Cet article a originalement été publié en 2011 sur notre ancien site web, J’aisoif.ca . Il est vieux! Mais on voulait vous le rendre disponible, au cas où ça pourrait intéresser certains. Nous espérons mettre à jour nos ressources sous peu. Merci pour votre patience!

Ted Bundy, le tueur en série, ne voyait pas pourquoi, après son arrestation, on faisait tout un plat de son cas. David Von Drehle cite ainsi un Bundy exaspéré dans Among the Lowest of the Dead : « En fait, c’est qu’il y a tellement de gens »

Annie Dillard1

Le monde en général ne se soucie aucunement de notre souffrance. Nous ne sommes que des chiffres. Des statistiques. Des accidents cosmiques. De simples hasards. Dans notre monde, la souffrance est une absurdité – inévitable, mais dénuée de sens.

Et pourtant, devant la souffrance, tout en nous nous crie le contraire.

Notre expérience contredit notre philosophie. Si la réalité ne change pas, comme l’auteur C. S. Lewis l’a découvert, notre compréhension de cette réalité doit alors changer :

L’argument que je retenais contre Dieu était que l’univers paraissait si cruel et si injuste! Mais d’où pouvait bien me venir cette idée de juste et d’injuste? On ne peut définir une ligne brisée qu’en possédant la notion de ligne droite.[…] Ainsi, prouver l’inexistence de Dieu ou, en d’autres termes, que la réalité dans son ensemble était un non-sens me contraignait à accepter qu’une partie de la réalité (mon idée de justice) était pleine de sens.

C.S.Lewis2

Notre soif d’une justice durable atteste notre besoin d’une source de justice, notre besoin de Dieu et d’un Sauveur.

Personne ne connaît la réalité de la souffrance mieux que Jésus-Christ.

Il a quitté le confort de son propre royaume pour entrer dans notre monde dévasté. Bien qu’il ait été innocent, on l’a trahi, abandonné et mis à mort. On a roué son corps de coups, puis on l’a cloué à la croix.
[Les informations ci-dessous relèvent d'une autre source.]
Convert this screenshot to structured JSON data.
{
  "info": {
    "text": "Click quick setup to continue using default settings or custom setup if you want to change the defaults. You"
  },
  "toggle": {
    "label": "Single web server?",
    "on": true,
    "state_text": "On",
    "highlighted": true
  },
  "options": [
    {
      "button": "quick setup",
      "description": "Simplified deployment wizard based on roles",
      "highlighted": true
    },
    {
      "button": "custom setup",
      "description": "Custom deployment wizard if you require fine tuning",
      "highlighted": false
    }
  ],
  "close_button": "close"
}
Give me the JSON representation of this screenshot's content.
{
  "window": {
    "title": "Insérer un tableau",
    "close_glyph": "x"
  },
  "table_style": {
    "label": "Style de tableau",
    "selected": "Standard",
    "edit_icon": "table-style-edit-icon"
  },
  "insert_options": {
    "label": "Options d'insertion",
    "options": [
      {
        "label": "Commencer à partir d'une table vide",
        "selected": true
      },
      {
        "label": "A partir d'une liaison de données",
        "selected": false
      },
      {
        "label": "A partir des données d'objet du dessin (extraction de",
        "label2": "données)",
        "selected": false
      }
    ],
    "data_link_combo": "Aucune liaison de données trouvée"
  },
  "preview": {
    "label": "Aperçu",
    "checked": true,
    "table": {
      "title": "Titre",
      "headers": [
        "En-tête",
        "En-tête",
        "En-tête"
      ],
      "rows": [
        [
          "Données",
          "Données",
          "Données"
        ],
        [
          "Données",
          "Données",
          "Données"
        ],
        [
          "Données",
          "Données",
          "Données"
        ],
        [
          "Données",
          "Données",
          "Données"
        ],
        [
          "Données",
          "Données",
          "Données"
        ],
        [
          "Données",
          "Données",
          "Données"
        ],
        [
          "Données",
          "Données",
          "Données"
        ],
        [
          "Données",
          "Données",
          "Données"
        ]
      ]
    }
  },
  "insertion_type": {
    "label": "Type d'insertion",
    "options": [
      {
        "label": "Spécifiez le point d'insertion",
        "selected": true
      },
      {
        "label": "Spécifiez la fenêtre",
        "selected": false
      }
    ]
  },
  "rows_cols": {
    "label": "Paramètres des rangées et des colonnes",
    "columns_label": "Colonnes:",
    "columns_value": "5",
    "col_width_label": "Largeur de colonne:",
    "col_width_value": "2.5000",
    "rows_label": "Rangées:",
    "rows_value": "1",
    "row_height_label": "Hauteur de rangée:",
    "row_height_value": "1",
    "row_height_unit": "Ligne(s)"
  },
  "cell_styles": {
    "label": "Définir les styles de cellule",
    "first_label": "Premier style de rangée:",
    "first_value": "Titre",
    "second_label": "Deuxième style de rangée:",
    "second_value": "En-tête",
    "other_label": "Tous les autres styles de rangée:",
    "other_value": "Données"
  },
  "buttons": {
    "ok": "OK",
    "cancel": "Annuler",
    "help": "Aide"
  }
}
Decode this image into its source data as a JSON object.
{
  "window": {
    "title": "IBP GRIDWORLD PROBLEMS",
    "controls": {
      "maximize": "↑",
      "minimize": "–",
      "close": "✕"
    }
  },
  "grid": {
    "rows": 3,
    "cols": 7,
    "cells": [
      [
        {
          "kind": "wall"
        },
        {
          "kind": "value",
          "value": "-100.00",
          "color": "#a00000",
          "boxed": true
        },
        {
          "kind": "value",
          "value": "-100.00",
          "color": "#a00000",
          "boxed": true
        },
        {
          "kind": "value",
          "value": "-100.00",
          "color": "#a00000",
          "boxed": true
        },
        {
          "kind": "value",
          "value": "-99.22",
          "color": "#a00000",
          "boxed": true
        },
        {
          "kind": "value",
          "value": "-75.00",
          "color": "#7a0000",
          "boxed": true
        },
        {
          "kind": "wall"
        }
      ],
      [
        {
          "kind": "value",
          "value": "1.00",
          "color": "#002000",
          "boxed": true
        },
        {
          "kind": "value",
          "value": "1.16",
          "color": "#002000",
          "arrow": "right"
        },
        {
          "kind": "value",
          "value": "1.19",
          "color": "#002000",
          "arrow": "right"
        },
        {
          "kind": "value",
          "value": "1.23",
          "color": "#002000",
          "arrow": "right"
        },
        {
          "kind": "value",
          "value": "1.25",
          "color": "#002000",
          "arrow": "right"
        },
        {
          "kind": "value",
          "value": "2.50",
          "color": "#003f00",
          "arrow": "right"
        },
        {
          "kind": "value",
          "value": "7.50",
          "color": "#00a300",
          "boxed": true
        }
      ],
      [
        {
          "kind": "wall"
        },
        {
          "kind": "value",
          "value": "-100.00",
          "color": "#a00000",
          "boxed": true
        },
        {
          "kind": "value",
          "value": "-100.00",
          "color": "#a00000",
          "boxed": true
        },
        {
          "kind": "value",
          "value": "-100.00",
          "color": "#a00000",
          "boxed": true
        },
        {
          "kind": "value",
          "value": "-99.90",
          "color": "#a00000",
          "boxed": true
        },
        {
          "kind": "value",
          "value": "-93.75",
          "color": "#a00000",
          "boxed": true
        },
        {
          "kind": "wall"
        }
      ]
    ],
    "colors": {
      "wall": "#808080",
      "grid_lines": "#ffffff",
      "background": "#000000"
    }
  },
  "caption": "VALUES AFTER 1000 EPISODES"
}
Le plus souvent, nous sommes responsables des injustices qui sont commises ici-bas ; c’est nous qui méritons un châtiment. Et pourtant, Jésus est mort à notre place – par une manifestation de grâce, Dieu a payé en notre nom le prix ultime pour la justice, à savoir la peine de nos mauvaises actions. L’amour et la grâce de Dieu envers nous ne sont pas des expressions sentimentales abstraites – ils lui ont coûté très cher. Il a agonisé sur la croix afin que nous soyons pardonnés et déclarés irréprochables.

Ma soif de justice est étanchée en la personne de Jésus-Christ. Au cœur de sa propre souffrance, Dieu a démontré son amour et son désir de justice. Son amour transformateur change la manière dont je réagis au mal et à l’injustice. De plus, Dieu connaît ma souffrance ; elle n’est pas absurde ou sans conséquence. Il se peut que je n’aie pas toutes les réponses, mais je ne désespère pas, parce que je connais Jésus.

Il est digne de confiance. Il est suffisant. Et, un jour, il rétablira toutes choses.

[1] Dillard, Annie. « The Wreck of Time.» Harper’s Magazine. January 1998.

[2] Lewis, C.S.. Mere Christianity. New York: HarperCollins, 2000. 38.